I recommend this as a way to start to learn and build awareness of levels, or as I say the “spectrum of sensation”, and our comfort or discomfort with them.
This helps blend sense awareness with focus. Have you ever wondered about people who walk across glass or hot coals. There’s an intensification of senses and a withdrawal that allows the focus and the non-reactivity. It’s our reactions that can be more harming than what is actually going on. Jumping from the glass will cause the piercing and the cutting. Walking calmly and smoothly becoming in harmony with the sensations will allow the flesh to form around the contours and cause no damage. Discomfort but not damage.
A sound. An aroma.
Bringing Pratyahara awareness into Asana practice
(just a few ideas/examples – not exhaustive by any measure)
Blindfolded – Do a practice with eyes completely closed. Paying attention to how we “see” our way through movement and sensation. Also over time observing what senses are not at the forefront – therefore we are withdrawn from them – and how that makes us feel in our contentment, tranquility and present awareness with truth.
Eyes Open – Never closing the eyes (except the blink). Notice throughout your practice how distracted your eyesight makes you. Perhaps learning how to relax the eyesight over time so as to be less and less distracted. And again, see above. We eventually observe how much we are withdrawn from other senses, or heightened.
Nude yoga – heighten/withdraw from sense of touch (see? A blessing of the pandemic with so much home/virtual practice!)
Silent practice – asana in silence and notice what you hear within and around you and notice your reaction and attachments to sounds.
Om/chanting practice – repeat non-stop chanting while moving.
Incense or non-scented – do both and notice your mind.
Taste is a hard one. It can go with smell. Or you can seriously clean your mouth and palate before doing practice.
I think you get the point about some ways to involve your awareness of your senses as you practice asana. Get creative. Journal. Be intentional.
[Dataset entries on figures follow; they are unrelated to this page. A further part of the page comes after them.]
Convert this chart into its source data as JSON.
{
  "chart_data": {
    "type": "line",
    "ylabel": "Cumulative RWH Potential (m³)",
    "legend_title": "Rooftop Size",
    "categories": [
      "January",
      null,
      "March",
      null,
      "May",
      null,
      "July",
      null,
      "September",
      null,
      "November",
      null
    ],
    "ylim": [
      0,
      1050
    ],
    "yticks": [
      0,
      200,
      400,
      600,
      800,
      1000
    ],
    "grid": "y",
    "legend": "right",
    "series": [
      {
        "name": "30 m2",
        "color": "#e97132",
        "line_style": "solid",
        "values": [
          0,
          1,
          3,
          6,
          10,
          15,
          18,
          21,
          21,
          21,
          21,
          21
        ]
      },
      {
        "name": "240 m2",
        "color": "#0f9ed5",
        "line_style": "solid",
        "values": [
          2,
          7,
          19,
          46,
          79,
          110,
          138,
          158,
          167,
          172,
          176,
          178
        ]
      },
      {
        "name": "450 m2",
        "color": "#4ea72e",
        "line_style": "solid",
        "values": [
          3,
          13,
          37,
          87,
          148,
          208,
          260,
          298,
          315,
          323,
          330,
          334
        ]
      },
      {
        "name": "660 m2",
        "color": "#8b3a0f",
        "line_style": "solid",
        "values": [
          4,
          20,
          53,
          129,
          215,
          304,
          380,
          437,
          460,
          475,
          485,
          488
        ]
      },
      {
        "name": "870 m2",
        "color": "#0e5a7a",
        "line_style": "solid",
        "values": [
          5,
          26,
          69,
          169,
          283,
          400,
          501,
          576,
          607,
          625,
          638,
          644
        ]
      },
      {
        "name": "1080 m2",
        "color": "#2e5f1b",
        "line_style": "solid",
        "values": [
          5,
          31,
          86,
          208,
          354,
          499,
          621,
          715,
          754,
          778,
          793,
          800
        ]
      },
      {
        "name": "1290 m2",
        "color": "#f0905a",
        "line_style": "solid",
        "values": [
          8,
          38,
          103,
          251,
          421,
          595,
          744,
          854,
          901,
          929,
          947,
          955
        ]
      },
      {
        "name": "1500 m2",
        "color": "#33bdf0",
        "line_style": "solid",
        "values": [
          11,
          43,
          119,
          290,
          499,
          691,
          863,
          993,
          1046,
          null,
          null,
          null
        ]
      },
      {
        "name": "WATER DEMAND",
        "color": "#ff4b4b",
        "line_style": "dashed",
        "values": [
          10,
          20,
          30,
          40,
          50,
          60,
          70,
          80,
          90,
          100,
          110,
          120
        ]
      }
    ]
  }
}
And connect!
Special exercises
Tratak – these are eye exercises that build the muscles in the eyes and brings awareness to sight in a different way.
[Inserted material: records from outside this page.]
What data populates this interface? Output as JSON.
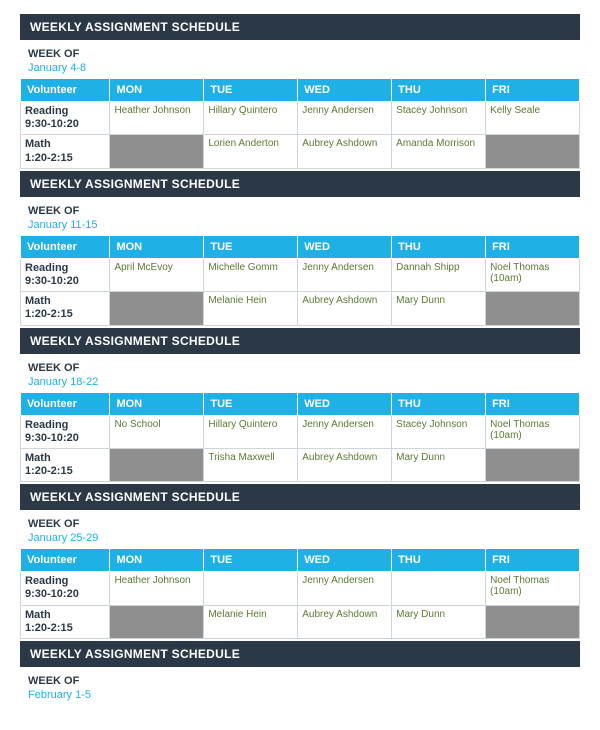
{
  "colors": {
    "title_bar_bg": "#2b3946",
    "title_bar_text": "#ffffff",
    "header_row_bg": "#1fb0e6",
    "header_row_text": "#ffffff",
    "cell_text": "#5c7a34",
    "timecell_text": "#2b3946",
    "shaded_cell": "#8f8f8f",
    "border": "#cfd6db",
    "note_text": "#c04a3a"
  },
  "titleText": "WEEKLY ASSIGNMENT SCHEDULE",
  "weekOfLabel": "WEEK OF",
  "columns": [
    "Volunteer",
    "MON",
    "TUE",
    "WED",
    "THU",
    "FRI"
  ],
  "timeslots": [
    {
      "label_line1": "Reading",
      "label_line2": "9:30-10:20"
    },
    {
      "label_line1": "Math",
      "label_line2": "1:20-2:15"
    }
  ],
  "weeks": [
    {
      "weekOf": "January 4-8",
      "rows": [
        {
          "cells": [
            {
              "text": "Heather Johnson"
            },
            {
              "text": "Hillary Quintero"
            },
            {
              "text": "Jenny Andersen"
            },
            {
              "text": "Stacey Johnson"
            },
            {
              "text": "Kelly Seale"
            }
          ]
        },
        {
          "cells": [
            {
              "text": "",
              "shaded": true
            },
            {
              "text": "Lorien Anderton"
            },
            {
              "text": "Aubrey Ashdown"
            },
            {
              "text": "Amanda Morrison"
            },
            {
              "text": "",
              "shaded": true
            }
          ]
        }
      ]
    },
    {
      "weekOf": "January 11-15",
      "rows": [
        {
          "cells": [
            {
              "text": "April McEvoy"
            },
            {
              "text": "Michelle Gomm"
            },
            {
              "text": "Jenny Andersen"
            },
            {
              "text": "Dannah Shipp"
            },
            {
              "text": "Noel Thomas (10am)"
            }
          ]
        },
        {
          "cells": [
            {
              "text": "",
              "shaded": true
            },
            {
              "text": "Melanie Hein"
            },
            {
              "text": "Aubrey Ashdown"
            },
            {
              "text": "Mary Dunn"
            },
            {
              "text": "",
              "shaded": true
            }
          ]
        }
      ]
    },
    {
      "weekOf": "January 18-22",
      "rows": [
        {
          "cells": [
            {
              "text": "No School",
              "note": true
            },
            {
              "text": "Hillary Quintero"
            },
            {
              "text": "Jenny Andersen"
            },
            {
              "text": "Stacey Johnson"
            },
            {
              "text": "Noel Thomas (10am)"
            }
          ]
        },
        {
          "cells": [
            {
              "text": "",
              "shaded": true
            },
            {
              "text": "Trisha Maxwell"
            },
            {
              "text": "Aubrey Ashdown"
            },
            {
              "text": "Mary Dunn"
            },
            {
              "text": "",
              "shaded": true
            }
          ]
        }
      ]
    },
    {
      "weekOf": "January 25-29",
      "rows": [
        {
          "cells": [
            {
              "text": "Heather Johnson"
            },
            {
              "text": ""
            },
            {
              "text": "Jenny Andersen"
            },
            {
              "text": ""
            },
            {
              "text": "Noel Thomas (10am)"
            }
          ]
        },
        {
          "cells": [
            {
              "text": "",
              "shaded": true
            },
            {
              "text": "Melanie Hein"
            },
            {
              "text": "Aubrey Ashdown"
            },
            {
              "text": "Mary Dunn"
            },
            {
              "text": "",
              "shaded": true
            }
          ]
        }
      ]
    },
    {
      "weekOf": "February 1-5",
      "rows": []
    }
  ]
}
Here is a good explainer from an Indian female yogini: https://www.esamskriti.com/e/Yoga/Therapy/What-is-TRATAK-and-how-to-do–1.aspx
Bhramari Pranayama – this is also called bumble bee. This can create an intense buzzing sensation in the face and head and in fact the entire body. It can be deafening or lulling. I recommend that you do not have to close the eyes at all if not being able to see is triggering for you.
White food fast – my Lama introduced me to a white food fast after a silent practice in my Buddhism lineage called a Nungye. The white food fast involves having only bland foods – white rice cooked in water no salt; white potatoes, no skin, no salt or anything; water or white tea (no sugars of course); white grapes with the skin peeled off… This isn’t a long-term fast. It’s what we used to break the silent practice. But it’s a great tool to use now and again for a meal or two and notice living in a bland taste world, still getting the carbohydrates without all the sensory stimuli of flavor.
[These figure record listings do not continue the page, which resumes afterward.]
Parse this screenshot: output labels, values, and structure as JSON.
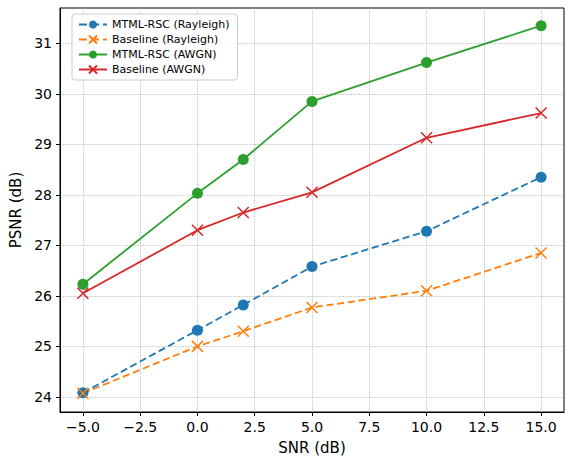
{
  "chart_data": {
    "type": "line",
    "x_label": "SNR (dB)",
    "y_label": "PSNR (dB)",
    "x": [
      -5,
      0,
      2,
      5,
      10,
      15
    ],
    "xlim": [
      -6,
      16
    ],
    "xticks": [
      {
        "value": -5,
        "label": "−5.0"
      },
      {
        "value": -2.5,
        "label": "−2.5"
      },
      {
        "value": 0,
        "label": "0.0"
      },
      {
        "value": 2.5,
        "label": "2.5"
      },
      {
        "value": 5,
        "label": "5.0"
      },
      {
        "value": 7.5,
        "label": "7.5"
      },
      {
        "value": 10,
        "label": "10.0"
      },
      {
        "value": 12.5,
        "label": "12.5"
      },
      {
        "value": 15,
        "label": "15.0"
      }
    ],
    "ylim": [
      23.7,
      31.7
    ],
    "yticks": [
      24,
      25,
      26,
      27,
      28,
      29,
      30,
      31
    ],
    "grid": true,
    "legend": "upper left",
    "series": [
      {
        "name": "MTML-RSC (Rayleigh)",
        "color": "#1f77b4",
        "marker": "circle",
        "line_style": "dashed",
        "values": [
          24.08,
          25.32,
          25.82,
          26.58,
          27.28,
          28.35
        ]
      },
      {
        "name": "Baseline (Rayleigh)",
        "color": "#ff7f0e",
        "marker": "x",
        "line_style": "dashed",
        "values": [
          24.07,
          25.0,
          25.3,
          25.77,
          26.1,
          26.85
        ]
      },
      {
        "name": "MTML-RSC (AWGN)",
        "color": "#2ca02c",
        "marker": "circle",
        "line_style": "solid",
        "values": [
          26.23,
          28.03,
          28.7,
          29.85,
          30.62,
          31.35
        ]
      },
      {
        "name": "Baseline (AWGN)",
        "color": "#d62728",
        "marker": "x",
        "line_style": "solid",
        "values": [
          26.05,
          27.3,
          27.65,
          28.05,
          29.13,
          29.62
        ]
      }
    ]
  }
}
Sound fasts – you can choose an amount of time and only have natural, ambient sound; or choose to turn volumes down on various devices for a period of time; or only listen to acoustic sound, no electronic sound. The point is to take time and step away from the noise of life and notice where it takes the mind and spirit and what we fight/resist inside of it.
Sightless walking the house – I do this at home. Choose to walk from one room to another with my eyes closed. Randomly throughout the day. It’s a great way to keep my practice in my day-to-day life and totally bring my mind and focus into the moment and my breath.
Barefoot – walk barefoot in the dirt and grass daily.